Blur your home on public maps to protect your safety

Criminals launch Google Maps or Bing Maps, punch in an address, turn on Street View, and check out a residence or building of interest to perform virtual reconnaissance. The data isn't close to real-time and can be stale for some areas, but most major buildings aren't going to change a lot over a short period of time. Usually, the map data is time-stamped at the bottom of the image, so the bad guys know exactly when the image was taken.

Adverse Uses of Street Maps

Ill-intentioned people use Google Maps and Bing Maps to:

  • Locate entrances to buildings
  • Determine locations of security cameras, gates, etc
  • Find good hiding places
  • Find holes or weak spots in perimeter fences
  • Locate utility boxes (power, water, gas)
  • See what make, model, and color of vehicle a building occupant or resident drives
  • See if locks, guards, dogs, etc., are normally present
  • Measure distances between objects (using Google Earth) to determine how quickly it would take to run or drive from one point to another.

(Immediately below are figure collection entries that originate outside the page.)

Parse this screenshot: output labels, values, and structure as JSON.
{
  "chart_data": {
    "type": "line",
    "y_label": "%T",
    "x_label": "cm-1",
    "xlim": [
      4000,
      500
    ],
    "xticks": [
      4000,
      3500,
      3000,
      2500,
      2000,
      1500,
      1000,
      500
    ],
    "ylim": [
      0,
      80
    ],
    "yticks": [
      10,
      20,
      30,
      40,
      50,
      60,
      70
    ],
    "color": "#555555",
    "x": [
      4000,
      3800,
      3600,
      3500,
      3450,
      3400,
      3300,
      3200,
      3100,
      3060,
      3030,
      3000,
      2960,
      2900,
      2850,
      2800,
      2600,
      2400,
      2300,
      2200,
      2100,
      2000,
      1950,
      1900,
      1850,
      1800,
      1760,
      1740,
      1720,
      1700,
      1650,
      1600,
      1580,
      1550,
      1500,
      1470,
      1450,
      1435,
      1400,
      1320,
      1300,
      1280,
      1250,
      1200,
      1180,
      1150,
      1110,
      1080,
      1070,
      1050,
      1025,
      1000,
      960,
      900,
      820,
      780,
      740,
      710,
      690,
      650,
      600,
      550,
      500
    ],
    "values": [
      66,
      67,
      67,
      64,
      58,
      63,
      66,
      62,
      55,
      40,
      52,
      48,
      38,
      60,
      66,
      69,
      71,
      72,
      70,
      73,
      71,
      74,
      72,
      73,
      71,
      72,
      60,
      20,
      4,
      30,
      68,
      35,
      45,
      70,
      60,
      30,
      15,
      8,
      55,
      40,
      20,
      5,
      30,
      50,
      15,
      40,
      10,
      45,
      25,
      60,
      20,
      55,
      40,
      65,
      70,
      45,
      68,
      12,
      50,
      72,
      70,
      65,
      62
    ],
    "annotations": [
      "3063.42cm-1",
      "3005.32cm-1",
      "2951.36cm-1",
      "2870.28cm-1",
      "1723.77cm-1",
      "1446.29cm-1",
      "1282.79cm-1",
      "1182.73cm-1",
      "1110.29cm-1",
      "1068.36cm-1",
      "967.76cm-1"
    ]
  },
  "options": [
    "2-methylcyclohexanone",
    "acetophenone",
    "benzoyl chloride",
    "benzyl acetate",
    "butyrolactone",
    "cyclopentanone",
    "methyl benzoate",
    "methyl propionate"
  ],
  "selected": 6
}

Using Street View creates a lot less suspicion than if they were to actually visit the site and stand in the middle of the road for a look-see.

Although mapping cars won't drive up a private drive, if the building is on or near a public street, it is fair. Google Maps is also supposed to automatically obscure (blur) text on buildings, license plates, people's faces, etc. However, even without those tidbits of data, there is still a lot of useful information provided through Street View.

How Can You Prevent Your Home or Business From Being Seen

Request to have your home, car, etc., removed from Google Maps Street View or Bing Maps Streetside View by using the "report a problem" link on the page when the image is centered on your home or business. You'll have to answer several questions, then Google and Bing will review your report and decide on the next steps.